If I know correctly, subset sum problem is NP-complete. Here you have an array of n integers and you are given a target sum t, you have to return the numbers from the array which can sum up to the target (if possible).

But can't this problem be solved in polynomial time by dynamic programming method where we construct a table n X t and take cases like say last number is surely included in output and then the target becomes t- a[n]. In other case, the last number is not included, then the target remains same t but array becomes of size n-1. Hence this way we keep reducing size of problem.

If this approach is correct, isn't the complexity of this n * t, which is polynomial? and so if this belongs to P and also NP-complete (from what I hear) then P=NP.

Surely, I am missing something here. Where is the loophole in this reasoning?

Thanks,

Best Answer

If you express the inputs in unary you get a different running time than if you express them in a higher base (binary, most commonly).

So the question is, for subset sum, what base is appropriate? In computer science we normally default to the following:

  • If the input is a list or collection, we express its size as the number of items
  • If the input is an integer, we express its size as the number of bits (binary digits)

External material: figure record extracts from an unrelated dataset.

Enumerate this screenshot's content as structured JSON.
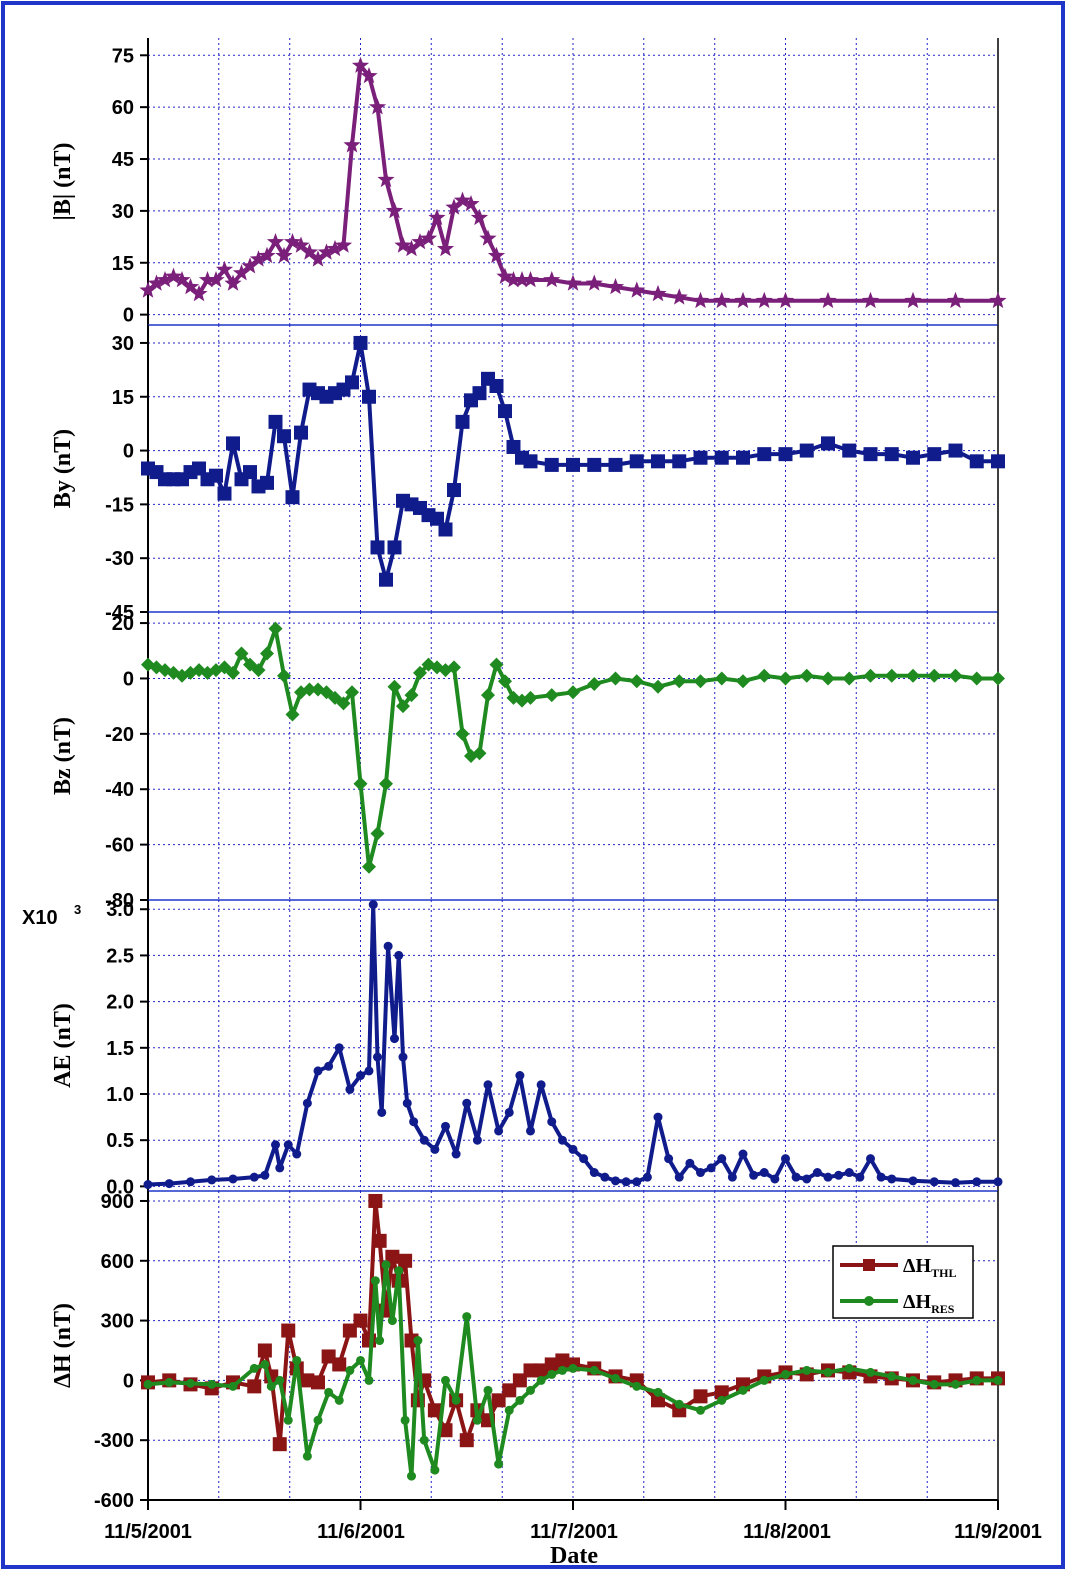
{
  "figure": {
    "xlabel": "Date",
    "x_ticks": [
      "11/5/2001",
      "11/6/2001",
      "11/7/2001",
      "11/8/2001",
      "11/9/2001"
    ],
    "colors": {
      "frame": "#1f36c8",
      "grid": "#2323c8",
      "axis": "#000000"
    }
  },
  "chart_data": [
    {
      "type": "line",
      "ylabel": "|B| (nT)",
      "ylim": [
        -3,
        80
      ],
      "yticks": [
        0,
        15,
        30,
        45,
        60,
        75
      ],
      "grid": true,
      "series": [
        {
          "marker": "star",
          "color": "#7a1f7a",
          "x": [
            5.0,
            5.04,
            5.08,
            5.12,
            5.16,
            5.2,
            5.24,
            5.28,
            5.32,
            5.36,
            5.4,
            5.44,
            5.48,
            5.52,
            5.56,
            5.6,
            5.64,
            5.68,
            5.72,
            5.76,
            5.8,
            5.84,
            5.88,
            5.92,
            5.96,
            6.0,
            6.04,
            6.08,
            6.12,
            6.16,
            6.2,
            6.24,
            6.28,
            6.32,
            6.36,
            6.4,
            6.44,
            6.48,
            6.52,
            6.56,
            6.6,
            6.64,
            6.68,
            6.72,
            6.76,
            6.8,
            6.9,
            7.0,
            7.1,
            7.2,
            7.3,
            7.4,
            7.5,
            7.6,
            7.7,
            7.8,
            7.9,
            8.0,
            8.2,
            8.4,
            8.6,
            8.8,
            9.0
          ],
          "y": [
            7,
            9,
            10,
            11,
            10,
            8,
            6,
            10,
            10,
            13,
            9,
            12,
            14,
            16,
            17,
            21,
            17,
            21,
            20,
            18,
            16,
            18,
            19,
            20,
            49,
            72,
            69,
            60,
            39,
            30,
            20,
            19,
            21,
            22,
            28,
            19,
            31,
            33,
            32,
            28,
            22,
            17,
            11,
            10,
            10,
            10,
            10,
            9,
            9,
            8,
            7,
            6,
            5,
            4,
            4,
            4,
            4,
            4,
            4,
            4,
            4,
            4,
            4
          ]
        }
      ]
    },
    {
      "type": "line",
      "ylabel": "By (nT)",
      "ylim": [
        -45,
        35
      ],
      "yticks": [
        -45,
        -30,
        -15,
        0,
        15,
        30
      ],
      "grid": true,
      "series": [
        {
          "marker": "square",
          "color": "#101c8c",
          "x": [
            5.0,
            5.04,
            5.08,
            5.12,
            5.16,
            5.2,
            5.24,
            5.28,
            5.32,
            5.36,
            5.4,
            5.44,
            5.48,
            5.52,
            5.56,
            5.6,
            5.64,
            5.68,
            5.72,
            5.76,
            5.8,
            5.84,
            5.88,
            5.92,
            5.96,
            6.0,
            6.04,
            6.08,
            6.12,
            6.16,
            6.2,
            6.24,
            6.28,
            6.32,
            6.36,
            6.4,
            6.44,
            6.48,
            6.52,
            6.56,
            6.6,
            6.64,
            6.68,
            6.72,
            6.76,
            6.8,
            6.9,
            7.0,
            7.1,
            7.2,
            7.3,
            7.4,
            7.5,
            7.6,
            7.7,
            7.8,
            7.9,
            8.0,
            8.1,
            8.2,
            8.3,
            8.4,
            8.5,
            8.6,
            8.7,
            8.8,
            8.9,
            9.0
          ],
          "y": [
            -5,
            -6,
            -8,
            -8,
            -8,
            -6,
            -5,
            -8,
            -7,
            -12,
            2,
            -8,
            -6,
            -10,
            -9,
            8,
            4,
            -13,
            5,
            17,
            16,
            15,
            16,
            17,
            19,
            30,
            15,
            -27,
            -36,
            -27,
            -14,
            -15,
            -16,
            -18,
            -19,
            -22,
            -11,
            8,
            14,
            16,
            20,
            18,
            11,
            1,
            -2,
            -3,
            -4,
            -4,
            -4,
            -4,
            -3,
            -3,
            -3,
            -2,
            -2,
            -2,
            -1,
            -1,
            0,
            2,
            0,
            -1,
            -1,
            -2,
            -1,
            0,
            -3,
            -3
          ]
        }
      ]
    },
    {
      "type": "line",
      "ylabel": "Bz (nT)",
      "ylim": [
        -80,
        24
      ],
      "yticks": [
        -80,
        -60,
        -40,
        -20,
        0,
        20
      ],
      "grid": true,
      "series": [
        {
          "marker": "diamond",
          "color": "#1f8a1f",
          "x": [
            5.0,
            5.04,
            5.08,
            5.12,
            5.16,
            5.2,
            5.24,
            5.28,
            5.32,
            5.36,
            5.4,
            5.44,
            5.48,
            5.52,
            5.56,
            5.6,
            5.64,
            5.68,
            5.72,
            5.76,
            5.8,
            5.84,
            5.88,
            5.92,
            5.96,
            6.0,
            6.04,
            6.08,
            6.12,
            6.16,
            6.2,
            6.24,
            6.28,
            6.32,
            6.36,
            6.4,
            6.44,
            6.48,
            6.52,
            6.56,
            6.6,
            6.64,
            6.68,
            6.72,
            6.76,
            6.8,
            6.9,
            7.0,
            7.1,
            7.2,
            7.3,
            7.4,
            7.5,
            7.6,
            7.7,
            7.8,
            7.9,
            8.0,
            8.1,
            8.2,
            8.3,
            8.4,
            8.5,
            8.6,
            8.7,
            8.8,
            8.9,
            9.0
          ],
          "y": [
            5,
            4,
            3,
            2,
            1,
            2,
            3,
            2,
            3,
            4,
            2,
            9,
            5,
            3,
            9,
            18,
            1,
            -13,
            -5,
            -4,
            -4,
            -5,
            -7,
            -9,
            -5,
            -38,
            -68,
            -56,
            -38,
            -3,
            -10,
            -6,
            2,
            5,
            4,
            3,
            4,
            -20,
            -28,
            -27,
            -6,
            5,
            -1,
            -7,
            -8,
            -7,
            -6,
            -5,
            -2,
            0,
            -1,
            -3,
            -1,
            -1,
            0,
            -1,
            1,
            0,
            1,
            0,
            0,
            1,
            1,
            1,
            1,
            1,
            0,
            0
          ]
        }
      ]
    },
    {
      "type": "line",
      "ylabel": "AE (nT)",
      "multiplier_label": "X10",
      "multiplier_exp": "3",
      "ylim": [
        -0.05,
        3.1
      ],
      "yticks": [
        0.0,
        0.5,
        1.0,
        1.5,
        2.0,
        2.5,
        3.0
      ],
      "ytick_labels": [
        "0.0",
        "0.5",
        "1.0",
        "1.5",
        "2.0",
        "2.5",
        "3.0"
      ],
      "grid": true,
      "series": [
        {
          "marker": "circle",
          "color": "#101c8c",
          "x": [
            5.0,
            5.1,
            5.2,
            5.3,
            5.4,
            5.5,
            5.55,
            5.6,
            5.62,
            5.66,
            5.7,
            5.75,
            5.8,
            5.85,
            5.9,
            5.95,
            6.0,
            6.04,
            6.06,
            6.08,
            6.1,
            6.13,
            6.16,
            6.18,
            6.2,
            6.22,
            6.25,
            6.3,
            6.35,
            6.4,
            6.45,
            6.5,
            6.55,
            6.6,
            6.65,
            6.7,
            6.75,
            6.8,
            6.85,
            6.9,
            6.95,
            7.0,
            7.05,
            7.1,
            7.15,
            7.2,
            7.25,
            7.3,
            7.35,
            7.4,
            7.45,
            7.5,
            7.55,
            7.6,
            7.65,
            7.7,
            7.75,
            7.8,
            7.85,
            7.9,
            7.95,
            8.0,
            8.05,
            8.1,
            8.15,
            8.2,
            8.25,
            8.3,
            8.35,
            8.4,
            8.45,
            8.5,
            8.6,
            8.7,
            8.8,
            8.9,
            9.0
          ],
          "y": [
            0.02,
            0.03,
            0.05,
            0.07,
            0.08,
            0.1,
            0.12,
            0.45,
            0.2,
            0.45,
            0.35,
            0.9,
            1.25,
            1.3,
            1.5,
            1.05,
            1.2,
            1.25,
            3.05,
            1.4,
            0.8,
            2.6,
            1.6,
            2.5,
            1.4,
            0.9,
            0.7,
            0.5,
            0.4,
            0.65,
            0.35,
            0.9,
            0.5,
            1.1,
            0.6,
            0.8,
            1.2,
            0.6,
            1.1,
            0.7,
            0.5,
            0.4,
            0.3,
            0.15,
            0.1,
            0.06,
            0.05,
            0.05,
            0.1,
            0.75,
            0.3,
            0.1,
            0.25,
            0.15,
            0.2,
            0.3,
            0.1,
            0.35,
            0.12,
            0.15,
            0.08,
            0.3,
            0.1,
            0.08,
            0.15,
            0.1,
            0.12,
            0.15,
            0.1,
            0.3,
            0.1,
            0.08,
            0.06,
            0.05,
            0.04,
            0.05,
            0.05
          ]
        }
      ]
    },
    {
      "type": "line",
      "ylabel": "ΔH (nT)",
      "ylim": [
        -600,
        950
      ],
      "yticks": [
        -600,
        -300,
        0,
        300,
        600,
        900
      ],
      "grid": true,
      "legend": "top-right",
      "series": [
        {
          "name": "ΔH",
          "name_sub": "THL",
          "marker": "square",
          "color": "#8b1414",
          "x": [
            5.0,
            5.1,
            5.2,
            5.3,
            5.4,
            5.5,
            5.55,
            5.58,
            5.62,
            5.66,
            5.7,
            5.75,
            5.8,
            5.85,
            5.9,
            5.95,
            6.0,
            6.04,
            6.07,
            6.09,
            6.12,
            6.15,
            6.18,
            6.21,
            6.24,
            6.27,
            6.3,
            6.35,
            6.4,
            6.45,
            6.5,
            6.55,
            6.6,
            6.65,
            6.7,
            6.75,
            6.8,
            6.85,
            6.9,
            6.95,
            7.0,
            7.1,
            7.2,
            7.3,
            7.4,
            7.5,
            7.6,
            7.7,
            7.8,
            7.9,
            8.0,
            8.1,
            8.2,
            8.3,
            8.4,
            8.5,
            8.6,
            8.7,
            8.8,
            8.9,
            9.0
          ],
          "y": [
            -10,
            0,
            -20,
            -40,
            -10,
            -30,
            150,
            20,
            -320,
            250,
            60,
            0,
            -10,
            120,
            80,
            250,
            300,
            200,
            900,
            700,
            350,
            620,
            500,
            600,
            200,
            -100,
            0,
            -150,
            -250,
            -100,
            -300,
            -150,
            -200,
            -100,
            -50,
            0,
            50,
            50,
            80,
            100,
            80,
            60,
            20,
            0,
            -100,
            -150,
            -80,
            -60,
            -20,
            20,
            40,
            30,
            50,
            40,
            20,
            10,
            0,
            -10,
            0,
            10,
            10
          ]
        },
        {
          "name": "ΔH",
          "name_sub": "RES",
          "marker": "circle",
          "color": "#1f8a1f",
          "x": [
            5.0,
            5.1,
            5.2,
            5.3,
            5.4,
            5.5,
            5.55,
            5.58,
            5.62,
            5.66,
            5.7,
            5.75,
            5.8,
            5.85,
            5.9,
            5.95,
            6.0,
            6.04,
            6.07,
            6.09,
            6.12,
            6.15,
            6.18,
            6.21,
            6.24,
            6.27,
            6.3,
            6.35,
            6.4,
            6.45,
            6.5,
            6.55,
            6.6,
            6.65,
            6.7,
            6.75,
            6.8,
            6.85,
            6.9,
            6.95,
            7.0,
            7.1,
            7.2,
            7.3,
            7.4,
            7.5,
            7.6,
            7.7,
            7.8,
            7.9,
            8.0,
            8.1,
            8.2,
            8.3,
            8.4,
            8.5,
            8.6,
            8.7,
            8.8,
            8.9,
            9.0
          ],
          "y": [
            -20,
            -10,
            -15,
            -20,
            -30,
            60,
            80,
            -30,
            0,
            -200,
            100,
            -380,
            -200,
            -60,
            -100,
            50,
            100,
            0,
            500,
            200,
            580,
            300,
            550,
            -200,
            -480,
            200,
            -300,
            -450,
            0,
            -100,
            320,
            -200,
            -50,
            -420,
            -150,
            -100,
            -50,
            0,
            30,
            50,
            60,
            50,
            10,
            -30,
            -60,
            -120,
            -150,
            -100,
            -50,
            0,
            30,
            50,
            40,
            60,
            40,
            20,
            0,
            -20,
            -20,
            0,
            0
          ]
        }
      ]
    }
  ]
}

The intuition here is that we want to take the more "compact" representation.

So for subset sum, we have a list of size $n$ and a target integer of value $t$. Therefore it's common to express the input size as $n$ and $t=2^k$ where $k$ is the number of bits needed to express $t$. So the running time is $O(n 2^k)$ which is exponential in $k$.

But one could also say that $t$ is given in unary. Now the size of $t$ is $t$, and the running time is $O(n t)$, which is polynomial in $n$ and $t$.

In reductions involving subset sum (and other related problems like partition, 3-partition, etc) we must use a non-unary representation if we want to use it as an NP-Hard problem to reduce from.